I tried 8 different films to try and figure out the mystery… each film had a title at the beginning, for example:
“The Highest Hate vs. The Nave Cherry”; ”The Covert Hegemony vs. The Decadent Frustration”; ”Abnormal Destructo! The Most Mysterious and Confident Train”.
First of all, Abnormal Destructo! sounds like it should be in Harry Potter. Second of all, none of the eight films led me to any sort of conclusion. I knew more and more about the characters, who shot who, what suitcase got placed where, etc.. However, there wasn’t any storyline to follow, because I was the storyteller. I loved this, and I hated this. I was finally acting out my childhood favorite, Nancy Drew (the girl detective), but I couldn’t solve the mystery and go to the ice cream shop at the end!

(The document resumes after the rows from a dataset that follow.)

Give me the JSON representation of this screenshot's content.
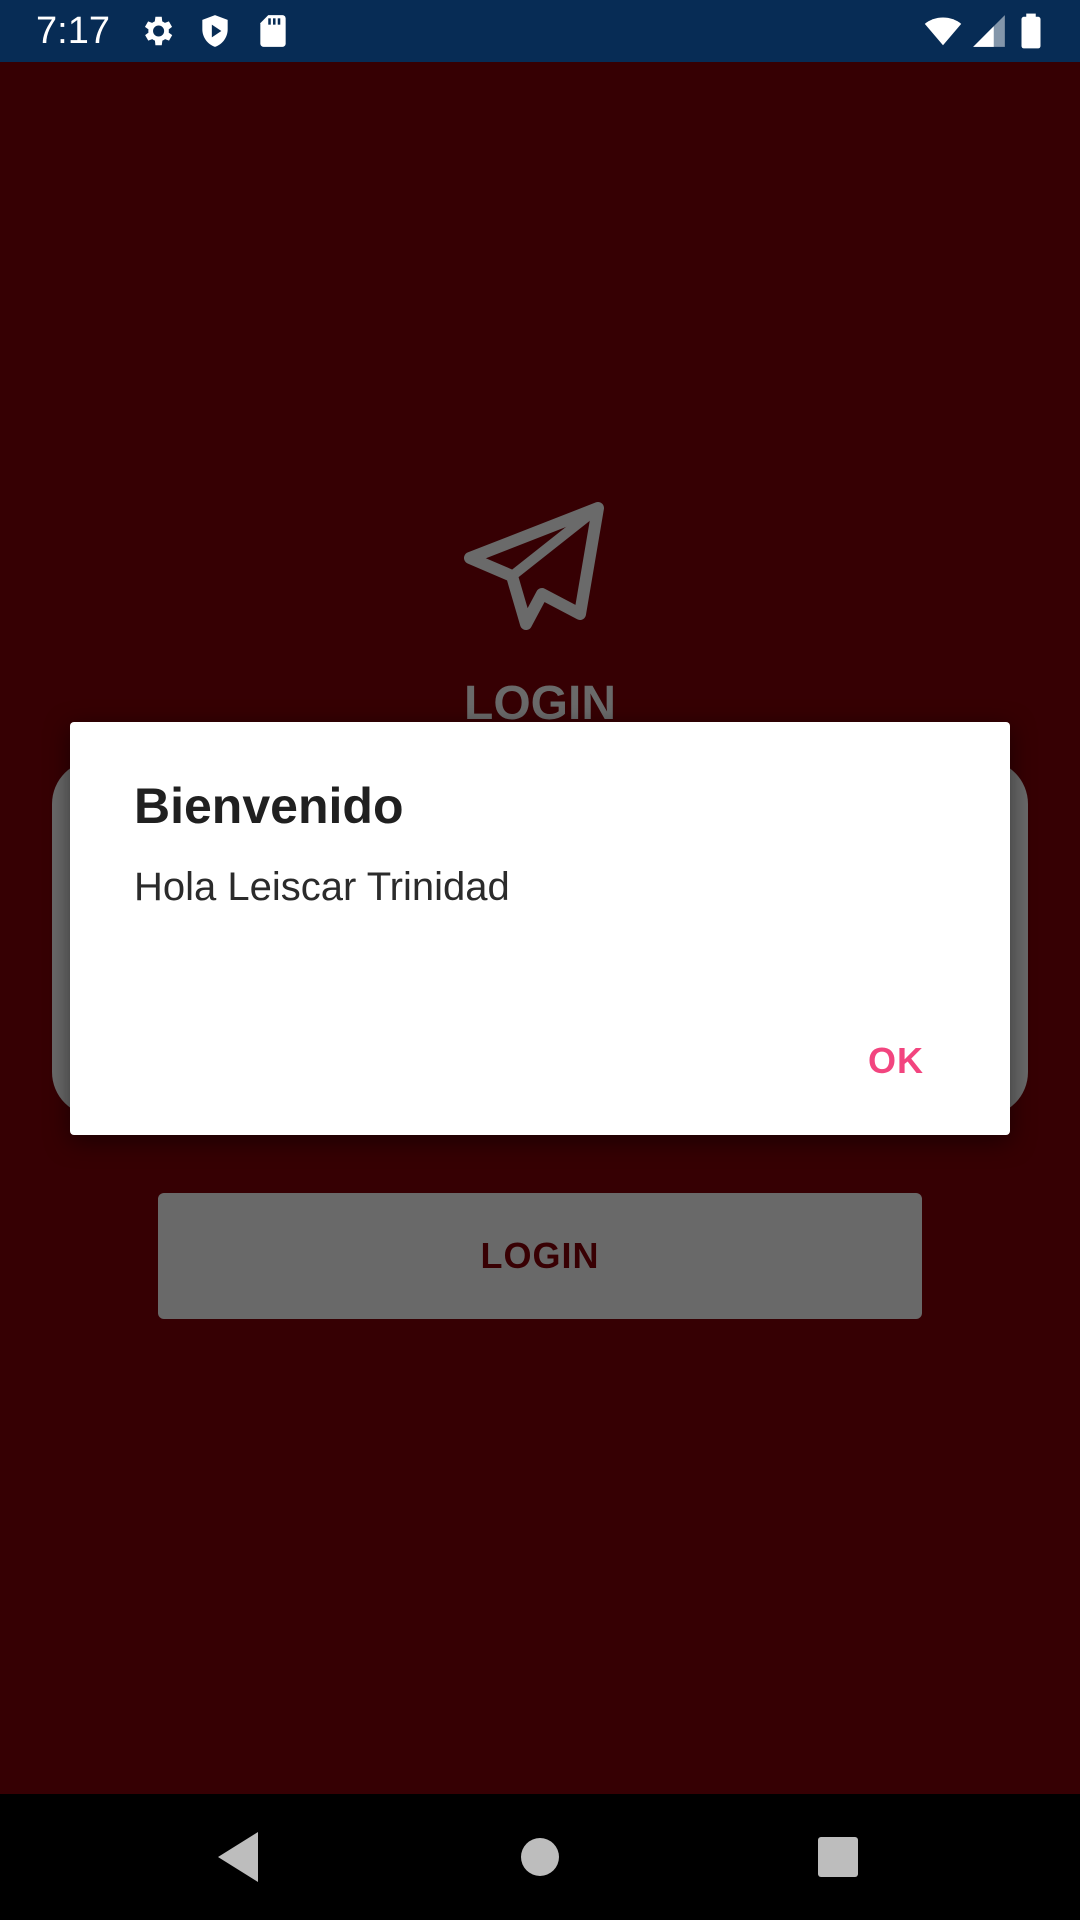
{
  "status_bar": {
    "time": "7:17",
    "icons": [
      "gear-icon",
      "shield-play-icon",
      "sd-card-icon",
      "wifi-icon",
      "signal-icon",
      "battery-icon"
    ]
  },
  "app": {
    "logo_icon": "paper-plane-icon",
    "title": "LOGIN",
    "login_button_label": "LOGIN"
  },
  "dialog": {
    "title": "Bienvenido",
    "message": "Hola Leiscar Trinidad",
    "ok_label": "OK"
  },
  "nav_bar": {
    "buttons": [
      "back-icon",
      "home-icon",
      "recents-icon"
    ]
  },
  "colors": {
    "background": "#360003",
    "status_bar": "#072c55",
    "accent": "#f2457f",
    "dimmed_gray": "#6a6a6a"
  }
}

There was no mystery, I was simply fooled to continue on and create grid after grid. At the end of each film it would egg me on with “Nice work. But there’s more mystery to unravel. And the only way to figure this thing out is to make more films. What are you waiting for?” And back to the grid I’d go.
This ad aimed to get a Samsung phone that could play these IA films on your cell phone. Did it make me want a Samsung? No. Did it frustrate me? Yes. Did it entertain me? Yes. It was well made, interesting, and made me feel like a detective and a film maker all at once. Perhaps the ad didn’t make me want the phone, but it held my attention for so long, I at least have to give it props in saying it was indeed, interactive.
Modern advertising techniques have become so complex, however, is it necessary? Today, the abundance of interactive advertisements is very common in society. Like you said, “interactivity involves creating a story”, but how is this relevant to the advertising world? Most of the time, visual ads are expected to tell a story. Why can’t marketing techniques remain simple? Old advertisements used to be just as effective while being much less complex. Evidently, America is becoming more demanding for entertainment and excitement. It has become more difficult to please and enthuse the American consumer. Presenting a product and it’s benefits is no longer an effective marketing technique in the United States. Instead, people need to be grasped by an interactive and a time consuming source.